Yoo-Shick Lim, Smita Mallapur, William G. Wadsworth

Department of Pathology, Robert Wood Johnson Medical School, Piscataway, NJ 08854

Netrin UNC-6 is a guidance cue for circumferential cell and axon
migrations. It comprises two laminin-like domains( VI and V) and a
C-domain that is unique to the netrin family. To study domain functions,
we are expressing transgenes containing deletions or sequence swaps. 

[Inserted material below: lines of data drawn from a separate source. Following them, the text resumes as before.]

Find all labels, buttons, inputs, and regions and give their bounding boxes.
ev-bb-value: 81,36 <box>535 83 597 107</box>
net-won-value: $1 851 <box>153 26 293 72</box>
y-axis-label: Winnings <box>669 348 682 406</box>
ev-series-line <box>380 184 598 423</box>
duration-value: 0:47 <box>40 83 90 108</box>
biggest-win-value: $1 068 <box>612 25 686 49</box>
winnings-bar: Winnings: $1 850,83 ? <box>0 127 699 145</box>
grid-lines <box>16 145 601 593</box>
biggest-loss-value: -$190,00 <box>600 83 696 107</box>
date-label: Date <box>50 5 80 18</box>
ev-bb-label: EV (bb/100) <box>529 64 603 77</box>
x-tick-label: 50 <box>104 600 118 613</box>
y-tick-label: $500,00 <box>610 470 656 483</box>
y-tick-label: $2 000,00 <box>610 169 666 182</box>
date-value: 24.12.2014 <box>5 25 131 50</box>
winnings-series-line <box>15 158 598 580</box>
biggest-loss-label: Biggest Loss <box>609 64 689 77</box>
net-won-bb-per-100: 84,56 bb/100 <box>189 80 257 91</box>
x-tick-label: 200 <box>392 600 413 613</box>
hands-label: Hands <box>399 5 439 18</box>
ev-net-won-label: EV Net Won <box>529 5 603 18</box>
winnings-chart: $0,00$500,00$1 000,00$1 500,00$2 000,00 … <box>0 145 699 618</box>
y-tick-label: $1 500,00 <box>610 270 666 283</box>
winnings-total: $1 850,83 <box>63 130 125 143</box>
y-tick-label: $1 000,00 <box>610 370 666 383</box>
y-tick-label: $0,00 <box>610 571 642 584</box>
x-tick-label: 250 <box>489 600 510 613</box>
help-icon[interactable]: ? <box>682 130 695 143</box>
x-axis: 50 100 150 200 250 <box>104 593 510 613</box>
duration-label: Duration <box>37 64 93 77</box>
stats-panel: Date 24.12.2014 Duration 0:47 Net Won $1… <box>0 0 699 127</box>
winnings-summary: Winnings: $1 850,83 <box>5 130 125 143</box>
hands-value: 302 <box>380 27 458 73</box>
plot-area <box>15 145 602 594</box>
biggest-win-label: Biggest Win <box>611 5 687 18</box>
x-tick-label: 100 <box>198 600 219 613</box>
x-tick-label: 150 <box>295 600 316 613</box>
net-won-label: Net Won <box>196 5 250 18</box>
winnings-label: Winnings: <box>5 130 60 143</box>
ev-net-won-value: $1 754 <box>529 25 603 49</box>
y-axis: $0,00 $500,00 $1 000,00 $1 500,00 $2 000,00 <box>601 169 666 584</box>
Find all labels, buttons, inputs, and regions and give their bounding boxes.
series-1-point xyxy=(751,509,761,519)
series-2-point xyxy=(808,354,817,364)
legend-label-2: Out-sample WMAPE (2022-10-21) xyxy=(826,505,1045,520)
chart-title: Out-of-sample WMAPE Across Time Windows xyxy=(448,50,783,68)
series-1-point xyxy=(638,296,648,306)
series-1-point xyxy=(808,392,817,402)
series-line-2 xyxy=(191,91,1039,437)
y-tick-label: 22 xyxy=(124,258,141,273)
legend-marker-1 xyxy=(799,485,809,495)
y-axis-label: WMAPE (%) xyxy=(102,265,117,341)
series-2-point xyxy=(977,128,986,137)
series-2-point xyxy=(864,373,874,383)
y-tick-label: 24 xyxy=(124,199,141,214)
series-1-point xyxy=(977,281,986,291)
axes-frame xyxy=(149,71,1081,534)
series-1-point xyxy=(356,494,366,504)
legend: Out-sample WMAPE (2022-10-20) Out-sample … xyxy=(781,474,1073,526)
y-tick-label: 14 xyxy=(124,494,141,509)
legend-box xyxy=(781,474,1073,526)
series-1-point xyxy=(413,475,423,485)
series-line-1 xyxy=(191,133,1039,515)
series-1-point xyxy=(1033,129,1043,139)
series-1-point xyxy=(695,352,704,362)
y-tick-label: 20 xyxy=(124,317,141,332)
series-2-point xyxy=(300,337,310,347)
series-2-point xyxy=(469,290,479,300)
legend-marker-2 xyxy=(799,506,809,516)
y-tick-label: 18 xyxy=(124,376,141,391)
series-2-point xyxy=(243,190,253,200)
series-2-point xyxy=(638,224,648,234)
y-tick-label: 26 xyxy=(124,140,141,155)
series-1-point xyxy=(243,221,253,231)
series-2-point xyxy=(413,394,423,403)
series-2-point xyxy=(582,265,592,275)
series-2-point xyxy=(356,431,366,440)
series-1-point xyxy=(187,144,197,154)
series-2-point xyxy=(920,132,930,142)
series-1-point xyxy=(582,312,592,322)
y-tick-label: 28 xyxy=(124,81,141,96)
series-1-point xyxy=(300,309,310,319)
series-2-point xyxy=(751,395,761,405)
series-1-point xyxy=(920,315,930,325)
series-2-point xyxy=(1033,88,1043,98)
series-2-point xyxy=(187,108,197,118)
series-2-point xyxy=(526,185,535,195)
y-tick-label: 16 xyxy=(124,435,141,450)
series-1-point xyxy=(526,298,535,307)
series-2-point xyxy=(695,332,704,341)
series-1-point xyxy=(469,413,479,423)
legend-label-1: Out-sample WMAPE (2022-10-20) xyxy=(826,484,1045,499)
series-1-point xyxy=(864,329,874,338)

The expression of a transgene encoding only the laminin-like domains(
UNC-6DC) can rescue unc-6(-) null phenotypes including the defects in
DTC migration, axon migration, and egg-laying. These rescuing activities
require unc-40, and we are currently testing whether it also requires
unc-5. Interestingly, the transgene causes a novel phenotype, both in
the unc-6(-) and wild type backgrounds. A subset of ventral cord axons
defasciculates and wanders across the ventral sublateral surface of the
body wall. A ventral sublateral-lateral boundary is formed were the
growth cones either collapse or turn longitudinally. The ventral muscle
cells extend arms to this boundary where they form neuromuscular
junctions with the mispositioned axons. Axons that normally migrate
circumferentially are unaffected. The boundary phenotype is suppressed
by unc-104(rh43), which encodes a kinesin required for neuronal vesicle
transport and secretion of a muscle arm attractant(Hall and Hedgecock,
Cell, Vol. 65, 837-847, 1991). The defasciculation phenotype is 
suppressed in unc-40(e1430) larvae. We conclude that the laminin-like
domains of netrin UNC-6 are sufficient for the guidance activities.
Further, we propose that there is an UNC-40-containing receptor complex
on a subset of ventral axons and that UNC-6DC binding disrupts the
complex and causes these axons to defasciculate. We are now
characterizing which subset of ventral cord axons is affected.